Need and project objectives.
The corridor gives priority to streetcars by prohibiting through movements for vehicles at most intersections, expands space for streetcar stops, and allows for a mix of curb lane uses like public space areas, cafés, loading zones or taxi stands.
The key objectives of this project have been:
- Move people more efficiently.
- Support economic prosperity.
- Improve place-making.
- Solve the conflict between two transportation modes (bikes and streetcars) and pedestrians.

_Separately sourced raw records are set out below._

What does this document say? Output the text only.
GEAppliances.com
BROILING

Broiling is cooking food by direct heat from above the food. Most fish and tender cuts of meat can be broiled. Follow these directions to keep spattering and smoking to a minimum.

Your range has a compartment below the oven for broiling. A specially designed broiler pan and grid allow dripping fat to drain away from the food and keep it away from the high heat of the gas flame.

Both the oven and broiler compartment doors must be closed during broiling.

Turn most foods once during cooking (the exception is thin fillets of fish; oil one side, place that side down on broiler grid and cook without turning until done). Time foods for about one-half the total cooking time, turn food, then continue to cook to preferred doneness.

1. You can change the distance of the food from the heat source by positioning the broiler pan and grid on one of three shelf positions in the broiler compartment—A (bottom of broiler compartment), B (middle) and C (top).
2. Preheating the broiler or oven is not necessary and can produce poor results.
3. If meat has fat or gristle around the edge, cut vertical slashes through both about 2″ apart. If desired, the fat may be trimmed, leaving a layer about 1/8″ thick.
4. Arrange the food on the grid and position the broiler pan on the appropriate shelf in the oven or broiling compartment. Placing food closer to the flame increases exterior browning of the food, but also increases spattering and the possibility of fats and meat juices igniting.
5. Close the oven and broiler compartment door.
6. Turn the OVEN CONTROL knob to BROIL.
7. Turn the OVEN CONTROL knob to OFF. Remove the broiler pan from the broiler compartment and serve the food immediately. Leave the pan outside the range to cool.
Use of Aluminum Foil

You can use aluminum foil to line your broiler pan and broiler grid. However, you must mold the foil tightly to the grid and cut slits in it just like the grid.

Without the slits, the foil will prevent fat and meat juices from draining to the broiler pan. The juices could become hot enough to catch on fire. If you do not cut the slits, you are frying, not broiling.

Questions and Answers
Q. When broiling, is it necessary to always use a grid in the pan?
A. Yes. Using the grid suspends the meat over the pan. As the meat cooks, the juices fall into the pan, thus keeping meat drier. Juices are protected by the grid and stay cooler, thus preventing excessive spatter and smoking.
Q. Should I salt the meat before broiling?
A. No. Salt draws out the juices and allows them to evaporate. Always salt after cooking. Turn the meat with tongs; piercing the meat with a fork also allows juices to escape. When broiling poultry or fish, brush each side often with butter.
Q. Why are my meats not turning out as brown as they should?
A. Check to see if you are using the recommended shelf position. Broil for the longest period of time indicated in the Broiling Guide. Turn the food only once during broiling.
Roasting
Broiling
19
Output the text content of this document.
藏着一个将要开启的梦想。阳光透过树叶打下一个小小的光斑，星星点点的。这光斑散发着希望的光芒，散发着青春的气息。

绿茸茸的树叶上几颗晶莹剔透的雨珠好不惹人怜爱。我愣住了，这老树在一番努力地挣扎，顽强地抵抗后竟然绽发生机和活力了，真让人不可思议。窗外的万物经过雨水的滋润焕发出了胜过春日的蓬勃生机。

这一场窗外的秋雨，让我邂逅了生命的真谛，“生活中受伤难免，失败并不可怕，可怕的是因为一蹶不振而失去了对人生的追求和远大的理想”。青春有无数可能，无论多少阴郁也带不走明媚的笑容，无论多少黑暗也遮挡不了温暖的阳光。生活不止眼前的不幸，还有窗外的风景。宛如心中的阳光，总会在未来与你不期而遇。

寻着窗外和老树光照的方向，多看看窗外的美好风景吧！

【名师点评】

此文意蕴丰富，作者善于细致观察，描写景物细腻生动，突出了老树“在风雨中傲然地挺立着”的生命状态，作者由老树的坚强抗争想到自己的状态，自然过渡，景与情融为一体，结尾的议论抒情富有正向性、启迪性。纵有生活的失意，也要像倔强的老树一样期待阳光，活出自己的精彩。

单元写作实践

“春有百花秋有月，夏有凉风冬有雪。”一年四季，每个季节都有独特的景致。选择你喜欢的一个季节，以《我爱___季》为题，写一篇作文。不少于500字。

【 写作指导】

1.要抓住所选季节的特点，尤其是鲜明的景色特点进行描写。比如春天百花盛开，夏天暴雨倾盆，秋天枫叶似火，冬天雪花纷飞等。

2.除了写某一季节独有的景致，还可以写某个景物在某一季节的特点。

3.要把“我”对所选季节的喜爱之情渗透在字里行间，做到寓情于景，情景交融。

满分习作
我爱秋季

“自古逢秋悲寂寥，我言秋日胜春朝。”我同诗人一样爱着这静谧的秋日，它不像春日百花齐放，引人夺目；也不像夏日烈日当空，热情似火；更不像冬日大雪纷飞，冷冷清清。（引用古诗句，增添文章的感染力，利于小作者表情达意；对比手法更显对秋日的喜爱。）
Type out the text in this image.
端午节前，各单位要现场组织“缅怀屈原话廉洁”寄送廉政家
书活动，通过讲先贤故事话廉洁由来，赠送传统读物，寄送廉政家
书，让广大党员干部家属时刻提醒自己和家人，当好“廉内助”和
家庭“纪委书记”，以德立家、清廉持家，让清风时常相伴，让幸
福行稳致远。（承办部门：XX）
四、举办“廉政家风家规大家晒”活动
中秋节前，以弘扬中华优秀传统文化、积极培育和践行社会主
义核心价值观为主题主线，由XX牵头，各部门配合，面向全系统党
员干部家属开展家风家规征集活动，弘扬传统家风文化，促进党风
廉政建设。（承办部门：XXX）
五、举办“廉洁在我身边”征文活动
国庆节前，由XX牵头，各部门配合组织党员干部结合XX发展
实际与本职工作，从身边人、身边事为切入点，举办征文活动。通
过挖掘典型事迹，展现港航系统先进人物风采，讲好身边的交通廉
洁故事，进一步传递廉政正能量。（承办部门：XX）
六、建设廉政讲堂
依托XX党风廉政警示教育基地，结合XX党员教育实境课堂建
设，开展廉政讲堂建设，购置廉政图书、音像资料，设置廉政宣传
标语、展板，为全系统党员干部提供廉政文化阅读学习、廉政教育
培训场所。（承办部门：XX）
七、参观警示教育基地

- Guarantee accessibility.
Accessibility of public transit along this corridor was a key issue of this project. The Toronto Transit Commission’s (TTC) streetcars did not allow for level-boarding, which made it difficult for people using wheelchairs or people with low vision to enter the vehicles. With the elimination of one of the adjacent traffic lanes, it became possible to improve the accessibility of the streetcars by implementing Vectorial® system at the available space.
The proposed solution.
This consisted of the installation of two Vectorial® system platforms on the following locations:
- King Street at Portland Street.
- King Street at Peter Street.
The Vectorial® system platforms contribute to the efficient flow of people around King Street. They act as a relief valve for pedestrians who are crowded on existing sidewalks and they contribute to placemaking and enhance peoples’ experience on King Street. The platforms also improve accessibility by making it easier to board and exit streetcars. They eliminate drainage/pooling issues in the waiting zone and clearly mark zones for cyclists and pedestrians.
Their configuration allows bikes to run along the boarding area, along the extended curb. Bicyclists can ride through the boarding area when no transit vehicles are present but must yield the space to boarding and alighting passengers.